Compaoré, cependant, a eu un certain succès. L’industrie minière a connu une augmentation au cours des dernières années grâce aux fortes augmentations des prix sur les marchés du cuivre, du fer et du manganèse. La production d’or a grimpé de 32% en 2011 sur six sites d’exploitation [propriété d’IAMGOLD à 90 %, et du gouvernement du Burkina Faso à 10 %... NdT], selon les chiffres du ministère des mines, ce qui fait du Burkina Faso le quatrième plus grand producteur d’or en Afrique.

La croissance est de 7%, mais le revenu par habitant se situe à seulement 790 dollars US par an et les populations locales disent que le niveau de vie est très bas pour la grande majorité. La corruption et l’élitisme sont un problème, disent-ils, toute la richesse étant concentrée dans les mains de quelques-uns.

« Ces chiffres de la Banque mondiale et du FMI ne se voient que sur le papier et non dans les poches des Burkinabés, » dit à Al-Jazeera Seydou Yabré, un expert indépendant en développement rural.

« Très peu de gens bénéficient de la richesse du pays. Si vous visitez des maisons, ou voyager à l’intérieur des terres, vous ferez l’expérience d’un niveau effroyable de pauvreté. »

Funeste prédiction

Peut-être que la campagne anti-corruption de Sankara et son style exemplaire de vie modeste auraient permis à la richesse d’être redistribuée s’il avait pu vivre plus longtemps, pensait Yabré.

« Sankara était alors le président d’Afrique le plus au fait des réalités sur le terrain. Il vivait dans une petite maison modeste, circulait en vélo et disposait de 350 dollars sur son compte au moment de sa mort », a déclaré Yabré.

« Il a également été contesté au sein dans son propre milieu parce qu’il n’a jamais voulu que ses collègues de l’armée détournent des fonds publics et mènent une vie dispendieuse. »

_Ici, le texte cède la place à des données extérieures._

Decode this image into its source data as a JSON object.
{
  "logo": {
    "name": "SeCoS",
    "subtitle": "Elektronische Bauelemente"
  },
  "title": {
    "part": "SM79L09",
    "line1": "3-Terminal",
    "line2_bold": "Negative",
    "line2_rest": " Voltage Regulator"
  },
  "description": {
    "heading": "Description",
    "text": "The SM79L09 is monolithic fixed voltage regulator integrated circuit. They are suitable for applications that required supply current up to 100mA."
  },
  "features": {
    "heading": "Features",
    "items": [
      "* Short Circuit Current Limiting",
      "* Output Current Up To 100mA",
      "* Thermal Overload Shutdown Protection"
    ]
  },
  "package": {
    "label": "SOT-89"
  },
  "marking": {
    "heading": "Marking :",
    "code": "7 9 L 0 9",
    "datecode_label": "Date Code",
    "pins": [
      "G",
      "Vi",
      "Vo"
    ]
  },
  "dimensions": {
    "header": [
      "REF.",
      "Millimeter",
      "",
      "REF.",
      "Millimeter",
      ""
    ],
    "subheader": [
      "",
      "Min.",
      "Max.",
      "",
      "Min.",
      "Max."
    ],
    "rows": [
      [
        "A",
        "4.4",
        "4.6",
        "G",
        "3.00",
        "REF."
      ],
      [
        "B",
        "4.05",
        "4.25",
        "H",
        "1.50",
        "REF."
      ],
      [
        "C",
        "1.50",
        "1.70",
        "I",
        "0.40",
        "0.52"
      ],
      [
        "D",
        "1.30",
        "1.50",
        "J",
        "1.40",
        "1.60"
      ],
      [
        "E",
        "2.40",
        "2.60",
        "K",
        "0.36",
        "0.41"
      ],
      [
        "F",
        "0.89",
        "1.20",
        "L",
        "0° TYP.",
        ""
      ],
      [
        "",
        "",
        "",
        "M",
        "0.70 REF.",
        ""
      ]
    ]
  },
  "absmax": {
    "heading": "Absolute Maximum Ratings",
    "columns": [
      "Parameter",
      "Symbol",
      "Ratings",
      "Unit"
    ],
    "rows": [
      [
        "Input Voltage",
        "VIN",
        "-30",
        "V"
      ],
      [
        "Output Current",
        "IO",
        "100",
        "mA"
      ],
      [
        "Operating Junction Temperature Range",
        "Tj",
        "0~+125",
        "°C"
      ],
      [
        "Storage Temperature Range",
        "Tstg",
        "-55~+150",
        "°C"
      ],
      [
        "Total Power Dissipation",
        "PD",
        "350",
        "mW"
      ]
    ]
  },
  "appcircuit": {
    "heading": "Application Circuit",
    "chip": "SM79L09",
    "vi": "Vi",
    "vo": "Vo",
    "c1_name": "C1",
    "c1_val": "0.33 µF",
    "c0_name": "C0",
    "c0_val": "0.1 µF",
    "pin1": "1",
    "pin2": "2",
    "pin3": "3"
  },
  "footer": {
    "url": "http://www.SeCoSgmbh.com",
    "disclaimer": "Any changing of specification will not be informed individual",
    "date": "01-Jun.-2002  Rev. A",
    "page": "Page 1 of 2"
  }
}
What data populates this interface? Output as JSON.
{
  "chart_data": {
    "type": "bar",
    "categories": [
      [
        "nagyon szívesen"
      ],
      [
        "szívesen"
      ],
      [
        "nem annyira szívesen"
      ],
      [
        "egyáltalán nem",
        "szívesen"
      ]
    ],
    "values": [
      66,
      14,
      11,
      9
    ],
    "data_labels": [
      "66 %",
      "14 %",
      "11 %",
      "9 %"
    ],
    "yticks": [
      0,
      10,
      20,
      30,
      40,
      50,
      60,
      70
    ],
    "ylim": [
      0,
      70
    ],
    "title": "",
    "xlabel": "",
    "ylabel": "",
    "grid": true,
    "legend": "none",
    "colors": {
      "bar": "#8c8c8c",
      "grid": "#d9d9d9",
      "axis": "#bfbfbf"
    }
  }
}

Un fait connu - et étrange - est survenu juste une semaine avant sa mort. Pressentant peut-être ce qui allait arriver, Sankara avait déclaré : « Bien que les révolutionnaires comme tout un chacun peuvent être assassinés, il est impossible de tuer leurs idées. »

Les progrès réalisés au Burkina Faso au cours des 20 dernières années sont dus en grande partie à la stabilité, selon de nombreux observateurs. Mais, comme cela s’est clairement vu lorsque la foule s’est rassemblée avec l’intention de détruire le Parlement, une colère trop longtemps ignorée peut tout volatiliser en un instant.

« Sankara avait beaucoup d’ennemis parce qu’il a aboli les privilèges des voleurs, et en faveur des pauvres », a déclaré Yabré. « Peut-être l’avait-il fait de façon trop radicale et dans un temps trop court. »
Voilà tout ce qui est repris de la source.